Electrochemical Role of Li‐Ligands at the Triple‐Phase Boundary in Li‐O2 Batteries

Abstract The increasing global energy demand drives interest in high‐energy‐density alternatives to lithium‐ion batteries, with Li‐O 2 batteries emerging as promising candidates due to their exceptionally high theoretical energy density. However, the gap between the theoretical and practical energy densities remains significant, primarily due to the limited formation of Li 2 O 2 , attributed to restricted mass transfer at the reaction interface. To mitigate this limitation, a metal‐organic framework (MOF) is functionalized with an aligned lithium ligand by a facile acid–base reaction method, aiming to improve reaction kinetics.

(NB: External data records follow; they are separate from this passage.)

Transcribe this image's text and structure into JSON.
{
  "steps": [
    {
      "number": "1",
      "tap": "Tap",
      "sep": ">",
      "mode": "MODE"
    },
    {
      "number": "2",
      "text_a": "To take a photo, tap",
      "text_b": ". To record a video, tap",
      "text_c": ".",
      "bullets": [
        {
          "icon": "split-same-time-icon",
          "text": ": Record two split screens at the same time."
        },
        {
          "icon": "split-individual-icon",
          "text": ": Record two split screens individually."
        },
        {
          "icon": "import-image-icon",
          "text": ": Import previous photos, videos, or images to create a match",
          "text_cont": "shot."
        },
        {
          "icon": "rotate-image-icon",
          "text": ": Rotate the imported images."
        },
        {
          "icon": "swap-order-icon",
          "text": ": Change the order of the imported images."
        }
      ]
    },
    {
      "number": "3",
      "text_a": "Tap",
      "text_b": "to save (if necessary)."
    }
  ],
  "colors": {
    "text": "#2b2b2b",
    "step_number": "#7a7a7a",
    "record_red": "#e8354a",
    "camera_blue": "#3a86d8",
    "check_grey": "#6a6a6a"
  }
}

The incorporation of the lithium‐ligand enhances interfacial Li + transfer along the pore channels, thereby improving localized Li + transfer at the triple‐phase boundary. As a result, lithium‐functionalized MIL‐121@Li exhibits an enhanced discharge capacity and more regulated Li 2 O 2 spatial distribution, effectively mitigating side reactions caused by Li 2 O 2 –carbon contact. This controlled deposition minimizes charge‐transfer resistance and improves overall electrode stability, highlighting the impact of lithium‐ligand coordination on Li‐O 2 battery performance.